Folks eligible for Medicare prior to 2020 can switch to plans C or F as long as they pass medical underwriting. However, there’s often no compelling reason to have one of those plans due to higher premiums (more than the deductible) and possibly unhealthier risk pool.
Thanks so much for the feedback, Wilbur.
I haven’t looked at premium figures too much on these plans. Any ballpark on premium expense for these two plans (knowing it may depend on the state/carrier)? If they are more than the Part B deductible, I definitely agree, I wouldn’t be compelled to purchase a C or F plan. I guess it does depend on how they play with other out-of-pocket costs left by Medicare particularly on the inpatient side.
Happy Friday.
Max
The ONLY difference in coverage between plans F and G is that that F pays the Part B deductible ($198 for 2020).
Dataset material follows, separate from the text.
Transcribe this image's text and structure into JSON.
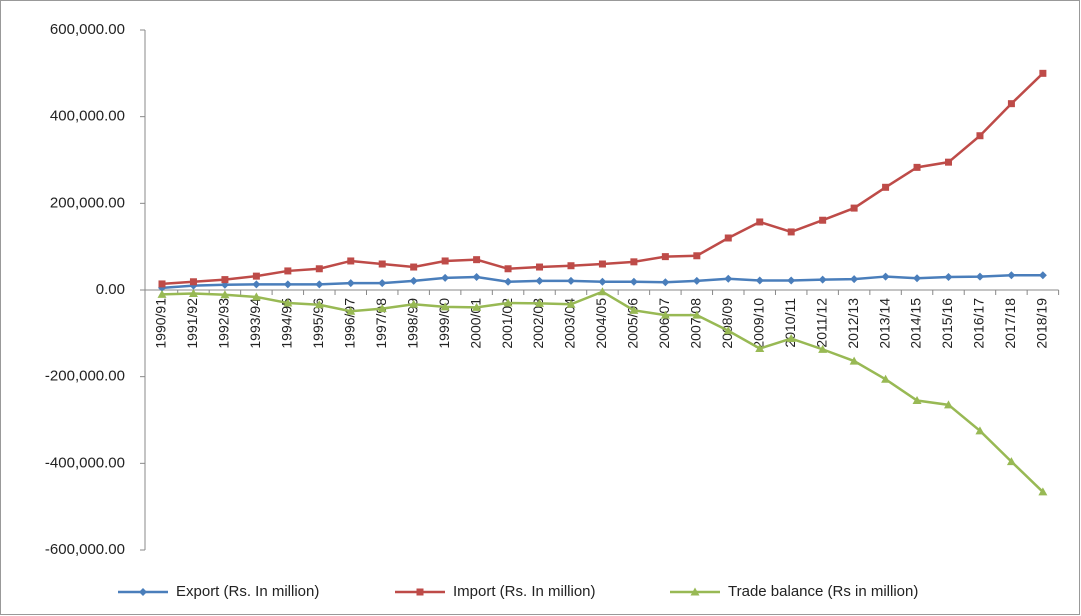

Example annual premiums from popular companies from the North Carolina Medicare Supplement Premium Comparison Database (http://ncdoi.com/medisupp/Search_new.asp):
1. 65 YO male, company= United World Life – Mutual of Omaha:
Plan F: $2,078
Plan G: $1,412
2. 75 YO Female, company=UnitedHealthcare Insurance Company – AARP
Plan F: $3,069
Plan G: $2,181
I know a 75 YO female with example 2’s Plan F. I failed to convince her to switch to Plan G while she can pass medical underwriting. She prefers to keep her Plan F for the convenience of not having to pay the deductible to providers. So, she pays an additional $888 in annual premiums to save up to $198 on deductible.
This is pretty wild and not a great use of $690. Are you in the North Carolina market? I was actually down that way before relocating up here. I probably have some questions for you about the underwriting process so I may email you to find out more at some point. Thanks so much for sharing this is exactly the type of information I am interested in.